100 Phil. 683 Political Law Control Power Removal of Appointed LGU
officials

Republic Act No. 603 created the City of Roxas. Section 8 thereof provides
that the vice mayor shall be appointed by the president. Pursuant to the
law, Vivencio Alajar was appointed as the mayor. Later on, the
president sent communication to Alajar telling him that he will be replaced
by a new appointee, Juliano Alba. Alba was then declared as the acting
mayor. Alajar refused to leave his post and he filed a quo warranto case
before Judge Jose Evangelista who ruled in favor of him.
Alba appealed before the Supreme Court. Alba argued that section 2545
of the Revised Administrative Code provides:
Appointment of City Officials. The President of the Philippines shall
appoint, with the consent of the Commission on Appointments of the
Congress of the Philippines, the mayor, the vice-mayor . . . and he
may REMOVE at pleasure any of the said officers . . .
Alajar however insisted that the above provision is incompatible with the
constitutional inhibition that no officer or employee in the Civil Service
shall be removed or suspended except for cause as provided by law,
because the two provisions are mutually repugnant and absolutely
irreconcilable.

ISSUE: Whether or not Alajar, an appointed vice mayor, can be removed


by the president upon displeasure.

HELD: Yes. The question is whether an officer appointed for a definite


time or during good behavior, had any vested interest or contract right in
his office, of which Congress could not deprive him.
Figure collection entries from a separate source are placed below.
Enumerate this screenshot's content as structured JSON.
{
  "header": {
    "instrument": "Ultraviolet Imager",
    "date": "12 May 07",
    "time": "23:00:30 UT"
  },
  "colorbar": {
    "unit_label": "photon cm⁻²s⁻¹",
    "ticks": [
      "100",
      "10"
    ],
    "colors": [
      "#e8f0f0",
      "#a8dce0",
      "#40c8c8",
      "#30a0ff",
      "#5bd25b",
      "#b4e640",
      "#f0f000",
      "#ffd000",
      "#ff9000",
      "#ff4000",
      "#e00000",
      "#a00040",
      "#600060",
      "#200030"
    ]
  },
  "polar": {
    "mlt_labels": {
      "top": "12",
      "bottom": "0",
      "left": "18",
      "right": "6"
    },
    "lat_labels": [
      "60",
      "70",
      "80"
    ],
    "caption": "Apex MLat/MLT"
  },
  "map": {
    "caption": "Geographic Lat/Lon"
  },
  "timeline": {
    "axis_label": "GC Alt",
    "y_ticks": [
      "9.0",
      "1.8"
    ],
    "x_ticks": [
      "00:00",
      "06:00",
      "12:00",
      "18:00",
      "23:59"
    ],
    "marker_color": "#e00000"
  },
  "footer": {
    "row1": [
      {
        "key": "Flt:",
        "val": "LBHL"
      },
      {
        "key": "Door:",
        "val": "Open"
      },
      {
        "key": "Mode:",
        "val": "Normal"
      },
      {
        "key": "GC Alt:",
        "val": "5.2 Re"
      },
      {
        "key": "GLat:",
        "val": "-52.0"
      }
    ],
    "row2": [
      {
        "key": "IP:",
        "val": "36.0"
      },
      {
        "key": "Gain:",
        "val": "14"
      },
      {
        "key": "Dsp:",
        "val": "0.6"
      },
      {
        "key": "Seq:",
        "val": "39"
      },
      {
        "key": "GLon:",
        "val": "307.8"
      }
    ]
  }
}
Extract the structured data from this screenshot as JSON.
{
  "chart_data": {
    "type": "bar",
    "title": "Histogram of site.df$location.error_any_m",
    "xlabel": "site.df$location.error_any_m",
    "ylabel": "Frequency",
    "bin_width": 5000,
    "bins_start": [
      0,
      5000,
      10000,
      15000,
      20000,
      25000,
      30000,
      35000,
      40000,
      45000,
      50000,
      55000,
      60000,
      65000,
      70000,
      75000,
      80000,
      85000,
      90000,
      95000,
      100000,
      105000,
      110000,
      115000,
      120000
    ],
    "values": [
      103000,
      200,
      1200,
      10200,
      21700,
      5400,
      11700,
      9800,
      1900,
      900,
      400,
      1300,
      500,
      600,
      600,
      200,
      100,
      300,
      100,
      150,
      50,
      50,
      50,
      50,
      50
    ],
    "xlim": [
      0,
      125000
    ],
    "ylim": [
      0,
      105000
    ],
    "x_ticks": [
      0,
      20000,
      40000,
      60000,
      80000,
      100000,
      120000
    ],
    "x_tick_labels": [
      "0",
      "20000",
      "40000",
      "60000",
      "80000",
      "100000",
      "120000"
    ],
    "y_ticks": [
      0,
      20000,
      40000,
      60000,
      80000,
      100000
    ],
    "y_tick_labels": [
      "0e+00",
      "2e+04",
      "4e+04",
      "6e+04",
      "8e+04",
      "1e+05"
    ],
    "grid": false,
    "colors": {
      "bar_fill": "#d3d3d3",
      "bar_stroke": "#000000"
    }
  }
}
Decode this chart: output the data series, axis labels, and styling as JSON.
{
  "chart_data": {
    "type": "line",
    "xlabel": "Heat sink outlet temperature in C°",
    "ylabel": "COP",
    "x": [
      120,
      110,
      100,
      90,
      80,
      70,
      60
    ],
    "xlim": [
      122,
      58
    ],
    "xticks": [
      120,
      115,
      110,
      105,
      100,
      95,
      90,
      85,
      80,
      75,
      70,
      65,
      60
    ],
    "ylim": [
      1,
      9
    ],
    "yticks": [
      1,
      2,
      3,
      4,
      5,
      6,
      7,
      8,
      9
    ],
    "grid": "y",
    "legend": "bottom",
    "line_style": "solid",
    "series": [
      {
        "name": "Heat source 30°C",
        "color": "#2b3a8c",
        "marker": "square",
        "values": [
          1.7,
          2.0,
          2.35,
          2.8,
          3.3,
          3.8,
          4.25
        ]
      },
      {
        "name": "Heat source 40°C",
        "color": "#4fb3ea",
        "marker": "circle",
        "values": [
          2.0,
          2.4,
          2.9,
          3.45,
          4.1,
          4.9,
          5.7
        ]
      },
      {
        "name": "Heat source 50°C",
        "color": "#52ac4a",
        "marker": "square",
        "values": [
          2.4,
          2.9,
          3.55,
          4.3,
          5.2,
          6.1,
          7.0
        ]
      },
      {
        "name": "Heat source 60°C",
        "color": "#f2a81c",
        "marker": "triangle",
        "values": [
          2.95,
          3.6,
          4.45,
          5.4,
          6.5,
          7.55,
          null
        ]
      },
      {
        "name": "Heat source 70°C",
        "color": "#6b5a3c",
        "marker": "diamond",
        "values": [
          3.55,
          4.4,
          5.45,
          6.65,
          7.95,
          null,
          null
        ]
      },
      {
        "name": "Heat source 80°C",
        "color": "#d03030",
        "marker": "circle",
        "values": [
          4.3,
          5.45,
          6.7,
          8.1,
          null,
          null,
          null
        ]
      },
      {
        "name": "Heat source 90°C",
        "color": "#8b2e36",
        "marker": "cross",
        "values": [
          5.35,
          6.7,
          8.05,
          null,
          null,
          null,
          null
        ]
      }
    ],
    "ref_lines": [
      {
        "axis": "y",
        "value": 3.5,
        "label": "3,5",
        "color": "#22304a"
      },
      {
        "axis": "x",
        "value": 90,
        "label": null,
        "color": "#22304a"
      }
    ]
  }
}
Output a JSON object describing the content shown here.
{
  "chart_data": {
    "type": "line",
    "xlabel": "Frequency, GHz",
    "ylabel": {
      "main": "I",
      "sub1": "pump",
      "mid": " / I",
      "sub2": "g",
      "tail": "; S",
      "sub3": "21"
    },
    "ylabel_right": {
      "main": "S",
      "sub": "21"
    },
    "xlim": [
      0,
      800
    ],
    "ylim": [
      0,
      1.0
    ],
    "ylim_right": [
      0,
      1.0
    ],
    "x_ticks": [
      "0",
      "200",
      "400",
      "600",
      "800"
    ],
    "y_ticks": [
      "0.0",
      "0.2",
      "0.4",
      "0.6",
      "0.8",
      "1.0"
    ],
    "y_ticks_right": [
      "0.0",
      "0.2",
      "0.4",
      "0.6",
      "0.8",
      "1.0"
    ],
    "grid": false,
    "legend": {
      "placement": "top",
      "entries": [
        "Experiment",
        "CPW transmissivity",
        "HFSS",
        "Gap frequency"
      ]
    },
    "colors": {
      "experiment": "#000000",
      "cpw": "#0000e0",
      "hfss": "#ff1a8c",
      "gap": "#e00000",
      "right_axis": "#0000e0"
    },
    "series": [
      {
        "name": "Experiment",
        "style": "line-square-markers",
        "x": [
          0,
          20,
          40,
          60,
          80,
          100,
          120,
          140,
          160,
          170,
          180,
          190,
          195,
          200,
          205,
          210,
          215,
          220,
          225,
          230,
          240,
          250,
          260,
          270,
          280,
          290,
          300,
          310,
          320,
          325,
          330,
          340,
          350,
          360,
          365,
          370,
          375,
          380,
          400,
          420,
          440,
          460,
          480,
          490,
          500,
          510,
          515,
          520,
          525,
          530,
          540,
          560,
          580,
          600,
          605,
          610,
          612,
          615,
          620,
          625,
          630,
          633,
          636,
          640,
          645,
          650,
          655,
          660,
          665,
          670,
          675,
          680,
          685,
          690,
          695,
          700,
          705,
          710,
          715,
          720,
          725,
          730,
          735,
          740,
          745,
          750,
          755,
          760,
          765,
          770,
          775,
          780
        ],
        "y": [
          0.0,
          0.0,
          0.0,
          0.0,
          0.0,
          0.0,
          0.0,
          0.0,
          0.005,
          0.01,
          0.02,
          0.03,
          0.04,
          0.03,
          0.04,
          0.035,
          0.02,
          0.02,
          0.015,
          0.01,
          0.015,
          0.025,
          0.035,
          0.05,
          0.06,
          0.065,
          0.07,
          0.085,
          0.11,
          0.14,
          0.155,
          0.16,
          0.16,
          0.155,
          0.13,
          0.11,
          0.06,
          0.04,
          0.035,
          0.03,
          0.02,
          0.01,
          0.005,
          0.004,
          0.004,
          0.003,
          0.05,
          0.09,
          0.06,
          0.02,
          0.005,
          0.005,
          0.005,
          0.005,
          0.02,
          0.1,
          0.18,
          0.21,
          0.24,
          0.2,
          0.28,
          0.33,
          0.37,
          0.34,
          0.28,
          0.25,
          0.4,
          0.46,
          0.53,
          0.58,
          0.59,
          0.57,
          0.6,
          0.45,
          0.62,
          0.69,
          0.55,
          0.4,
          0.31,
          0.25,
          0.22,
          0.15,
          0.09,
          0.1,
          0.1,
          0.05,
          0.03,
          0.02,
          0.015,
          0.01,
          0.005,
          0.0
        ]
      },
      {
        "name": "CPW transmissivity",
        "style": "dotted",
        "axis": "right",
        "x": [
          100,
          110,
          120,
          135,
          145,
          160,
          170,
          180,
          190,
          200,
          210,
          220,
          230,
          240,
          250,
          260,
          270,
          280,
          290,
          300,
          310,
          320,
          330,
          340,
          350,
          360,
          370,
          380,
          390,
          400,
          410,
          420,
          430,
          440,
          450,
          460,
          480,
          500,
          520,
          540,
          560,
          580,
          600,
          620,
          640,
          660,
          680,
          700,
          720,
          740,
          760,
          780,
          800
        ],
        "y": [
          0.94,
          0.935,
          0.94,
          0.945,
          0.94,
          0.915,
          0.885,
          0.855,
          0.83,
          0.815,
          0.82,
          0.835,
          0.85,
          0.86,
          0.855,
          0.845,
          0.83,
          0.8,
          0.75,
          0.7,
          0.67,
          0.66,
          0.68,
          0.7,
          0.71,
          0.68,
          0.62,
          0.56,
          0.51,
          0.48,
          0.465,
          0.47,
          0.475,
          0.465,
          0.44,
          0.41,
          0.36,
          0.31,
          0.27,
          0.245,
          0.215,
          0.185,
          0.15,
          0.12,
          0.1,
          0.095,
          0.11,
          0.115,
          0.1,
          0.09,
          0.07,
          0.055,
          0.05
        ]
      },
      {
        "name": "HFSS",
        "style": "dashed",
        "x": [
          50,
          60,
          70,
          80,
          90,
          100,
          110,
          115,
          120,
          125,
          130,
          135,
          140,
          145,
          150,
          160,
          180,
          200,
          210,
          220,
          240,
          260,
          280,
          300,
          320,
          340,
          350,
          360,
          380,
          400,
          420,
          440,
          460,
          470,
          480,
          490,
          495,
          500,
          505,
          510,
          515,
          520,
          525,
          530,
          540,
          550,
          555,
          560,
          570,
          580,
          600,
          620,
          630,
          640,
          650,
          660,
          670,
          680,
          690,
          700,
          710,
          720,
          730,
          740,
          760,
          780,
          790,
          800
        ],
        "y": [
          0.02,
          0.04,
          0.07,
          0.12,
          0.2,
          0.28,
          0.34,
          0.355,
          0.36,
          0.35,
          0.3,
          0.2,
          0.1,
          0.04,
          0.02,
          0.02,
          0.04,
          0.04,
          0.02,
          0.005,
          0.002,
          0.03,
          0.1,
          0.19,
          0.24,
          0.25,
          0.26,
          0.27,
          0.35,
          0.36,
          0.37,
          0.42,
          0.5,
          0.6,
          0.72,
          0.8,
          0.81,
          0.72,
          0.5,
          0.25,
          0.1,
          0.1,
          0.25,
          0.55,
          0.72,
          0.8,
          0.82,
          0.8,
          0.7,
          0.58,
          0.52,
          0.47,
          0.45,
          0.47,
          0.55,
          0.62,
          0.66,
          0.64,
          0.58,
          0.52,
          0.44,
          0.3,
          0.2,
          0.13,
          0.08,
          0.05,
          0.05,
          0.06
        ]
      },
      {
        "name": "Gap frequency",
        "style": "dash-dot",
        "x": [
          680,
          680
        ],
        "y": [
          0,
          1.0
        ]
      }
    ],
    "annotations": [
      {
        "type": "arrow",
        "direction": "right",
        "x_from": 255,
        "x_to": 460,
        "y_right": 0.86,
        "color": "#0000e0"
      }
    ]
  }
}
The act of Congress in creating a public office, defining its powers,


functions and fixing the term or the period during which the officer may
claim to hold the office as of right and the tenure or the term during
which the incumbent actually holds the office, is a valid and constitutional
exercise of legislative power. In the exercise of that power, Congress
enacted RA 603 creating the City of Roxas and providing, among others
for the position of Vice-Mayor and its tenure or period during which the
incumbent Vice-Mayor holds office at the pleasure of the President, so, the
logical inference is that Congress can legally and constitutionally make
the tenure of certain officials dependent upon the pleasure of the
President. Therefore, Alajar was appointed by the pleasure of the
president and can also be removed when that pleasure ceases.